# Wrangling XML
An example to show how to extract data from an xml file and add them to a list.

In [1]:
import xml.etree.ElementTree as ET

article_file = "exampleResearchArticle.xml"

# Create a function to get the root of the xml file.
def get_root(fname):
    tree = ET.parse(fname)
    return tree.getroot()

# Create a function to extract authors data from the xml file and add them to a list of dicts.
def get_authors(root):
    authors = []
    for author in root.findall('./fm/bibl/aug/au'):
        data = {
                'fnm': None,
                'snm': None,
                'email': None,
                'insr': []
        }

        data['fnm'] = author.find('fnm').text
        data['snm'] = author.find('snm').text
        data['email'] = author.find('email').text
        for i in author.findall('insr'):
            data['insr'].append(i.attrib['iid'])

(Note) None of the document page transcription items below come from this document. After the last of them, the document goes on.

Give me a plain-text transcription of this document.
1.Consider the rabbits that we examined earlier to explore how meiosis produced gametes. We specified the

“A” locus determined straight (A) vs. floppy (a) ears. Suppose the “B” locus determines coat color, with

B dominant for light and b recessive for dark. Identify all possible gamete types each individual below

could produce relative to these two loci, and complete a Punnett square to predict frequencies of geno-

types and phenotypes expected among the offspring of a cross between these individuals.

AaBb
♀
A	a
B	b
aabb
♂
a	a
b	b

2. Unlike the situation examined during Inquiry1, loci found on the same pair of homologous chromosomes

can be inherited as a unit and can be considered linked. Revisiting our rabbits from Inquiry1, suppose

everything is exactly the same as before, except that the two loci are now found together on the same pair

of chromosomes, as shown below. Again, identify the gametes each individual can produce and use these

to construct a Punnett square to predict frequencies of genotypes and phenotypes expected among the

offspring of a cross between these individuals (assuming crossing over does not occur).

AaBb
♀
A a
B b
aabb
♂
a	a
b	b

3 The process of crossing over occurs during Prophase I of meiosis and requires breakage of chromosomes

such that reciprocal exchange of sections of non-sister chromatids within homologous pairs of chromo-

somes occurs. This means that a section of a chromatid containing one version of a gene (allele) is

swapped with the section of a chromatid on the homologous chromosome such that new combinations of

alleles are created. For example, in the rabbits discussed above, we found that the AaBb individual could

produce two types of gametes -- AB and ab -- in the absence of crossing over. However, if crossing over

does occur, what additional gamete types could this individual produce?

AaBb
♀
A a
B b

        authors.append(data)

    return authors

root = get_root(article_file)
data = get_authors(root)
print(data)

[{'fnm': 'Omer', 'snm': 'Mei-Dan', 'email': 'omer@extremegate.com', 'insr': ['I1']}, {'fnm': 'Mike', 'snm': 'Carmont', 'email': 'mcarmont@hotmail.com', 'insr': ['I2']}, {'fnm': 'Lior', 'snm': 'Laver', 'email': 'laver17@gmail.com', 'insr': ['I3', 'I4']}, {'fnm': 'Meir', 'snm': 'Nyska', 'email': 'nyska@internet-zahav.net', 'insr': ['I3']}, {'fnm': 'Hagay', 'snm': 'Kammar', 'email': 'kammarh@gmail.com', 'insr': ['I8']}, {'fnm': 'Gideon', 'snm': 'Mann', 'email': 'gideon.mann.md@gmail.com', 'insr': ['I3', 'I5']}, {'fnm': 'Barnaby', 'snm': 'Clarck', 'email': 'barns.nz@gmail.com', 'insr': ['I6']}, {'fnm': 'Eugene', 'snm': 'Kots', 'email': 'eukots@gmail.com', 'insr': ['I7']}]